O falecido marido, Manuel Conceição, foi guarda fiscal neste posto de 1958 a 1962. “Ele fazia dois turnos diários de quatro horas, um de dia e um de noite”. De 12 em 12 dias, ficava de plantão, ou seja, permanecia no posto 24 horas seguidas. “Era das 8 da manhã até às 8 do dia seguinte”. Esses eram os dias mais solitários para ambos. Lídia não ficava com o marido no posto, era proibido. Mas ia lá todos os dias levar-lhe o almoço. “Ia a pé de mochila às costas, com o pequenito ao colo”, relembra, com olhos húmidos. “Ainda era um bocadinho longe, mas quando a gente é nova nada cansa”. O farnel era variado. Pão, chouriço, carne estufada, bacalhau, salada de feijão. “Graças a Deus, ele gostava de tudo”.  

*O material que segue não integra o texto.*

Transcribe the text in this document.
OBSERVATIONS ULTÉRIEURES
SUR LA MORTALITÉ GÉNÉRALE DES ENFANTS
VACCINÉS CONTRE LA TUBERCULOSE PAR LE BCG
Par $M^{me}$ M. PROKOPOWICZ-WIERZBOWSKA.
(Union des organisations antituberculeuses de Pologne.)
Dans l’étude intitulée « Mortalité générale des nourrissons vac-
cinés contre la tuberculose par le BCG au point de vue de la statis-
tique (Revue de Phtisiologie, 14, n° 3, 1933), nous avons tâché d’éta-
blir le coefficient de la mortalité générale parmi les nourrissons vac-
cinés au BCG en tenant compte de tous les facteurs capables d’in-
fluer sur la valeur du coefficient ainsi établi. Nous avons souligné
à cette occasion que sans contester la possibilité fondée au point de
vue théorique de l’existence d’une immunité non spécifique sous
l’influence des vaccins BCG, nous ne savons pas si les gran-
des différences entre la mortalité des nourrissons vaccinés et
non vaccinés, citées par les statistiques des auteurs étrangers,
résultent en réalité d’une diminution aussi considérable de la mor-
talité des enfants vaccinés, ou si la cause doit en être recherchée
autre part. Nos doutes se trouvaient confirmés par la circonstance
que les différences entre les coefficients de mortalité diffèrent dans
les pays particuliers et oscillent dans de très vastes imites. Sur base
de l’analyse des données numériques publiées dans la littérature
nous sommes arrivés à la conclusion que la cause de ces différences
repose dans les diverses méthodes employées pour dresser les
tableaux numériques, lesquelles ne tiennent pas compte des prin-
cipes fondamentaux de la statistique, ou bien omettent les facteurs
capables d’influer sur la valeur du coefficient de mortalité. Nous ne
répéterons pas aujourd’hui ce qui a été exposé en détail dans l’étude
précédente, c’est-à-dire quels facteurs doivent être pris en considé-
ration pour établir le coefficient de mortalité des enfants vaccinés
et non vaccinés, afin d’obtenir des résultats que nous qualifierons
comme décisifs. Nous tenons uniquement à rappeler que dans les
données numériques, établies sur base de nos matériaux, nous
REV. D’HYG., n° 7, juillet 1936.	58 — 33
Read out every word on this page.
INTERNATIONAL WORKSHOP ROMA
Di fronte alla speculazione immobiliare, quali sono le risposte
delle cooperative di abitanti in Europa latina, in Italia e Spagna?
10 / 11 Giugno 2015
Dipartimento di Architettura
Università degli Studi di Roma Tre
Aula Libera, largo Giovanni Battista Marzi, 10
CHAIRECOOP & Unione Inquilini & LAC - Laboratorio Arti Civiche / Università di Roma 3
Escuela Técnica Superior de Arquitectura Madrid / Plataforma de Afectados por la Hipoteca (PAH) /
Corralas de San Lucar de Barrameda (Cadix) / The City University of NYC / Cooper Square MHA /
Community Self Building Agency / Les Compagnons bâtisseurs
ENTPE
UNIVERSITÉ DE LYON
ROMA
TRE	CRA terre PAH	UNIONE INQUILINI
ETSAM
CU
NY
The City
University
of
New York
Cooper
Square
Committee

Nesses tempos, o contrabando era uma prática muito comum na zona. Era tolerada, era quotidiana. As populações locais viam-na como um meio de subsistência. Havia produtos que escasseavam em ambos os lados da fronteira. Os espanhóis desejavam o nosso café, a nossa farinha, a nossa amêndoa. Já nós, desejávamos ferramentas, utensílios de cozinha, tabaco e pequenos itens que eram novidade aos olhos de cá, como isqueiros, perfumes, caixas de joias. Pagar o imposto alfandegário tornava incomportáveis esses desejos, por isso pessoas de todas as idades “faziam-se ao caminho” e arriscavam-se nas matas, montanhas e rios com sacos de 20 ou 30 quilos às costas, tentando passar despercebidos aos carabineiros, do lado de lá, e a homens como o Manuel do lado de cá. 


“Ele gostava do que fazia. Isto aqui era tranquilo, as pessoas iam comprar umas coisitas lá ao outro lado, mas não era nada de perigoso”. O que custava mais era a solidão. Por vezes, Lídia jantava com ele na pequena cozinha do posto. “Cedo, para conseguir regressar a casa antes de ser de noite”. Ouviam rádio, sentiam o conforto da lareira, diziam “até amanhã” e Manel regressava à companhia da sua espingarda e da encantadora paisagem que o cercava, igualmente bela ao luar como ao sol.

 


Os encantos deste sítio eram tantos que até o visitavam em momentos de folga. Por vezes à tarde, onde Lídia se recostava e ficava a observar Manuel a pescar barbos e bogas com uma tarrafa. Por vezes à noite. “No verão, quando era mais quente, vínhamos cá, descíamos ao rio, estendíamos uma manta na areia e dormíamos ao relento. Nós dois e o pequenito, junto ao rio”.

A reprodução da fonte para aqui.